EDF Action and EDF Action Votes understand how critical it is to build a strong state and local program by investing heavily in specific states, with a focus on supporting champions in both parties. This cycle’s biggest investments were a continuation of those made in the 2020 cycle.

EDF Action and EDF Action Votes worked in Arizona’s primary and general elections to support pro-environment candidates in both parties in the interest of a pro-conservation majority in the state legislature leaning heavily on water champions in the parched Southwest. This is important because across most of rural Arizona, groundwater pumping is completely unmanaged and without state legislative action to provide rural communities with more options, an Active Management Area (AMA) is currently the only comprehensive tool available to communities and local businesses to protect their groundwater supplies.

In New Mexico, a state that is home to one-third of the oil and gas-rich Permian Basin, EDF Action Votes worked in both the primary and general election to elect and re-elect pro-conservation candidates and beat back special interest-funded primary challengers. The organization also supported partners engaged in the critical effort to re-elect Michelle Lujan Grisham as Governor.

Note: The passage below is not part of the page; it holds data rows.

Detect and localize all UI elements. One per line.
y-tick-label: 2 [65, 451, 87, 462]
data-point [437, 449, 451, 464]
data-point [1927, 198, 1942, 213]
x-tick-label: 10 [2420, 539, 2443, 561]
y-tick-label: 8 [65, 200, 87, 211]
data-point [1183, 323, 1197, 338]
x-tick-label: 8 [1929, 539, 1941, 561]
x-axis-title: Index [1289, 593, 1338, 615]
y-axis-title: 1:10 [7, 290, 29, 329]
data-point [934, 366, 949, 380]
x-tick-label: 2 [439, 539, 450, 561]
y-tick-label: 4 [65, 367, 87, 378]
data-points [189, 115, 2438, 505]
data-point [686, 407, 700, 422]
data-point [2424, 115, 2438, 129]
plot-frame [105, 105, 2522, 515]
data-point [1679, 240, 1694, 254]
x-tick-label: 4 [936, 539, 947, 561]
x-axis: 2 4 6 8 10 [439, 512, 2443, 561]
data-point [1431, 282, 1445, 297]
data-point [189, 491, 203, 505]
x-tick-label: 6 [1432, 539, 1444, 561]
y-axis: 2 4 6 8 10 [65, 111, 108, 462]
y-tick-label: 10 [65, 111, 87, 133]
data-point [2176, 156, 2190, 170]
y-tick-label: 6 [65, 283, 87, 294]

Texas is a leading innovator of advanced energy solutions yet Texans are dealing with climate and environmental disasters every day and the electric grid has failed to reliably serve residents. That’s why EDF Action and EDF Action Votes have invested intentionally in a big state like this one, with the 2020 cycle marking the organizations’ first investment in state alongside considerable local work. This cycle, EDF Action built on that work by first setting up a Texas PAC to help elect pro-climate candidates at the local level including supporting Lina Hidalgo in her re-election to the Harris County Judge seat, a race that was called one of the most important climate contests in the country. 

EDF Action and EDF Action Votes worked closely with our partners in 2022 to ensure our investments make a real impact in especially close races across the country. The biggest partner investment EDF Action made ($2 million) was to an ally who was turning out environmentally motivated voters in key states. The organizations also supported efforts to ensure that pro-conservation legislative majorities in Colorado are sustained and are working to build a North Carolina legislature that promotes coastal resiliency. EDF Action Votes also provided critical support to allies working to re-elect Govs. Steve Sisolak in Nevada and Lujan Grisham in New Mexico.